Рискнуть и победить (Убить демократа) - Андрей Таманцев
Шрифт:
Интервал:
Закладка:
В тесноватом и очень просто обставленном кабинете за обыкновенным письменным столом сидел Профессор. Он был в своем коричневом, топорщившемся на плечах и груди костюме, жилистая шея была втянута в плечи, большой нос с горбинкой и узкий череп придавали ему, как всегда, сходство со старым, но еще сильным грифом.
Он молча кивнул на жесткое полукресло, стоявшее возле приставного столика, и коротко приказал:
— Докладывайте.
Доклад Егорова занял около двадцати минут. Он еще в самолете решил ничего не скрывать и ни о чем не умалчивать. Ситуация складывалась неопределенная, нельзя было исключать, что любая мелочь вылезет наружу, а Профессор был не из тех, кто прощает вранье. Он мог простить неудачу, но не вранье. И в этом Егоров был с ним вполне согласен. Решит Профессор отстранить его от операции и отправить служить в какой-нибудь дальний гарнизон — ну, так тому, выходит, и быть. Но попасться на мелком вранье — это было противно сути Егорова. Он и от своих подчиненных всегда требовал предельной честности, и сам был честен с начальством. Это было заложено в самом понятии флотской чести, которая была для капитана второго ранга Егорова самой высокой, самой емкой нравственной категорией.

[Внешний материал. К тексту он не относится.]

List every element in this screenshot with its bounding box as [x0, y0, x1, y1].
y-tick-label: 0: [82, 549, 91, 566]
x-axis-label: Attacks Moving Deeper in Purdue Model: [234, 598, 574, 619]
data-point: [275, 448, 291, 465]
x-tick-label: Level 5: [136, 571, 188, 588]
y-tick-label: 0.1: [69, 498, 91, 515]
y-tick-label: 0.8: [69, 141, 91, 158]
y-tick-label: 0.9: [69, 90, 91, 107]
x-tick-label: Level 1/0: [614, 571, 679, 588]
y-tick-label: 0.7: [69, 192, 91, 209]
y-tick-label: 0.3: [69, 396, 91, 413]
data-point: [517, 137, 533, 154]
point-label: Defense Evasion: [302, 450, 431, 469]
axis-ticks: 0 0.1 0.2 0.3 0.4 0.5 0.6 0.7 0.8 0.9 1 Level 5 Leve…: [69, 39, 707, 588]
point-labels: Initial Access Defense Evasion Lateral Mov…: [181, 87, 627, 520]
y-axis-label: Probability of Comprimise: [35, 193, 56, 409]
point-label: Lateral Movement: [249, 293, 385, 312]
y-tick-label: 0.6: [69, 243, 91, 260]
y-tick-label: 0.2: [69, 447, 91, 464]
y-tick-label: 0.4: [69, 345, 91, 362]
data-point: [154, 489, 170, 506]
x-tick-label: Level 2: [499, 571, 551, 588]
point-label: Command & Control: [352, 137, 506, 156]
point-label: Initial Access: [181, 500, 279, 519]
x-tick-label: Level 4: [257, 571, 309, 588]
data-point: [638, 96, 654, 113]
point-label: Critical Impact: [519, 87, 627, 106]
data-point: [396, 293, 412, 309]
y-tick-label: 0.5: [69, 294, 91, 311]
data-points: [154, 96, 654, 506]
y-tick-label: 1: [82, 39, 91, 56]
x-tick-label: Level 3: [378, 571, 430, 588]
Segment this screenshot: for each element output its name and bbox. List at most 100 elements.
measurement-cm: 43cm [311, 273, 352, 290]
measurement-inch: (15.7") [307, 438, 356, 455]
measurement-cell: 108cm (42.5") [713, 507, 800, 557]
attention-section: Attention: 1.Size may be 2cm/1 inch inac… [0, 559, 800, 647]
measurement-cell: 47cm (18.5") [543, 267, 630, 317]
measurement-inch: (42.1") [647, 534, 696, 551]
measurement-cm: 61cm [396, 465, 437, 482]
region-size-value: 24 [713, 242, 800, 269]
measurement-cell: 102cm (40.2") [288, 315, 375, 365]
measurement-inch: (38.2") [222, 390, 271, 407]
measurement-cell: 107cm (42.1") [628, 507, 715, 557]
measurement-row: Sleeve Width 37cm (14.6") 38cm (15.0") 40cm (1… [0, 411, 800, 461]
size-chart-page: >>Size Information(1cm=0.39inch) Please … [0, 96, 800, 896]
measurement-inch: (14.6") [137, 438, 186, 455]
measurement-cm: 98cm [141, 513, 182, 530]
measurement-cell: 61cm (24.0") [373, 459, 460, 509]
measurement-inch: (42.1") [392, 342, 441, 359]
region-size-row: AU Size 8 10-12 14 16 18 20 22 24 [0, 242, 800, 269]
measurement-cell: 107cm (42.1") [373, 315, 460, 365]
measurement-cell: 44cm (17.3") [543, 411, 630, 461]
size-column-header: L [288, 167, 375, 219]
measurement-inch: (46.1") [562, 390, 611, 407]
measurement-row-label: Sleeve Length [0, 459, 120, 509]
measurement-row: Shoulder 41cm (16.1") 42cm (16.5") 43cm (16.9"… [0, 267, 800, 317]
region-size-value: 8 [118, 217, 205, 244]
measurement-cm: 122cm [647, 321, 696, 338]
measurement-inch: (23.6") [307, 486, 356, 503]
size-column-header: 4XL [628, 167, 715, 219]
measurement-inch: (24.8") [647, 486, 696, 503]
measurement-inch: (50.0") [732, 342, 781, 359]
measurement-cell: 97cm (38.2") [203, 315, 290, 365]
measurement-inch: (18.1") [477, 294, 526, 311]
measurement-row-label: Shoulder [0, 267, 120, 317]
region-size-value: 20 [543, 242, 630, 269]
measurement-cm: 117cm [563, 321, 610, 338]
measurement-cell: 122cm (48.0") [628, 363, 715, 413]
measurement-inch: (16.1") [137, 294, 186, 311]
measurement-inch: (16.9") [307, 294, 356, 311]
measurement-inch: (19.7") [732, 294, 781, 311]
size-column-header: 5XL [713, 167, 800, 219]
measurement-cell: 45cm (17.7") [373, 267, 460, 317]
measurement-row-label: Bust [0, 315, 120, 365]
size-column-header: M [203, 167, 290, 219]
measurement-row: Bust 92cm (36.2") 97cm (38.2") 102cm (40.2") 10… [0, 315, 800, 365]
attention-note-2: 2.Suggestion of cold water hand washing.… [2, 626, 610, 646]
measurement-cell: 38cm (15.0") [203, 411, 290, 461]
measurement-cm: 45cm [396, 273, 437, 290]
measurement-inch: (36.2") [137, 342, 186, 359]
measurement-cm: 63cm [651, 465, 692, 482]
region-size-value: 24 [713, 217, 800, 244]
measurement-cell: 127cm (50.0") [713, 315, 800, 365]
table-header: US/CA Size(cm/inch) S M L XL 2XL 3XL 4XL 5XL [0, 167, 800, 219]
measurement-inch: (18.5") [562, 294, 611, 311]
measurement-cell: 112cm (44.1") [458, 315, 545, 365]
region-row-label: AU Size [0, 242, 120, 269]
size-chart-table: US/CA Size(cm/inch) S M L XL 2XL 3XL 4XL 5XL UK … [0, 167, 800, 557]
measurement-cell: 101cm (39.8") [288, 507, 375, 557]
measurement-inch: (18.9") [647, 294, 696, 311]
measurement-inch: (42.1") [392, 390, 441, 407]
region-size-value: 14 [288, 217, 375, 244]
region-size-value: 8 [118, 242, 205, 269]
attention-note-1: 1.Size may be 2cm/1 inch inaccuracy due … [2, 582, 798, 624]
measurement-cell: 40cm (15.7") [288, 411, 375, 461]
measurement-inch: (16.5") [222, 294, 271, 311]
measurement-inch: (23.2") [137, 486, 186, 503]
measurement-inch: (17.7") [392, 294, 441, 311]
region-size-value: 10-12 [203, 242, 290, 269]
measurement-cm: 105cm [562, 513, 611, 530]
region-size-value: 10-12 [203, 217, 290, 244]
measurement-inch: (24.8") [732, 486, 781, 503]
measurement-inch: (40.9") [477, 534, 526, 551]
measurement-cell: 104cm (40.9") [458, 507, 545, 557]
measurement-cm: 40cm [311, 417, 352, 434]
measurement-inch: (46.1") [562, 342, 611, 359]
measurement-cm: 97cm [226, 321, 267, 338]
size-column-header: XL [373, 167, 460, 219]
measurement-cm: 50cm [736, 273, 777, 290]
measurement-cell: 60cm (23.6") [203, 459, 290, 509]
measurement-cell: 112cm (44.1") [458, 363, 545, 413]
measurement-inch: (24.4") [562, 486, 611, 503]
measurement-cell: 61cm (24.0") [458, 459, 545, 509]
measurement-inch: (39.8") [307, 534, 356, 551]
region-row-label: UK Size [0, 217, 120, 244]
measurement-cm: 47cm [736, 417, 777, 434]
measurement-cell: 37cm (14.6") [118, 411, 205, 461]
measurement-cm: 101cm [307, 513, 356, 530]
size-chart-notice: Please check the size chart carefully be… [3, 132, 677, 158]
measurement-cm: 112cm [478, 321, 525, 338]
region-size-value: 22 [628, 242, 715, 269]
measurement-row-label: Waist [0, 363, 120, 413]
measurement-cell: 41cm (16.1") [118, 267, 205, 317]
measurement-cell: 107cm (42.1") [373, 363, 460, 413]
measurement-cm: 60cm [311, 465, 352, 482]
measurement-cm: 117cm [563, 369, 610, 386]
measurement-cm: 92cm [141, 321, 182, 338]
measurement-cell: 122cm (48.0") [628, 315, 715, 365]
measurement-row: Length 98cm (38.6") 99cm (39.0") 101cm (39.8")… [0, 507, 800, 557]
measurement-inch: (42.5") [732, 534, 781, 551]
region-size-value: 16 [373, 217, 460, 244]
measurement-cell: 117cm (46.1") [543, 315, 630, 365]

Профессор слушал, не перебивая и не уточняя деталей. Просто сидел, как старый гриф на скале, и слушал. И лишь когда подполковник закончил доклад, произнес:
— Вы правильно сделали, что прилетели и доложили. Это был трудный выбор?
— Не слишком, — ответил Егоров. — В операции появились проблемы, которые я не имел права решать. Операция не того масштаба, чтобы я мог принимать окончательные решения. Поэтому я и прилетел.
— Как я понимаю, от нашего первоначального плана не осталось ничего?
— Почти ничего, — согласился Егоров. — Кроме общей идеи. Все карты перемешаны, и я уже не очень понимаю, какая идет игра и по каким правилам.
— И сделал все это наш фигурант Пастухов.
— Так точно, — подтвердил Егоров, хотя в тоне Профессора не было никакого вопроса.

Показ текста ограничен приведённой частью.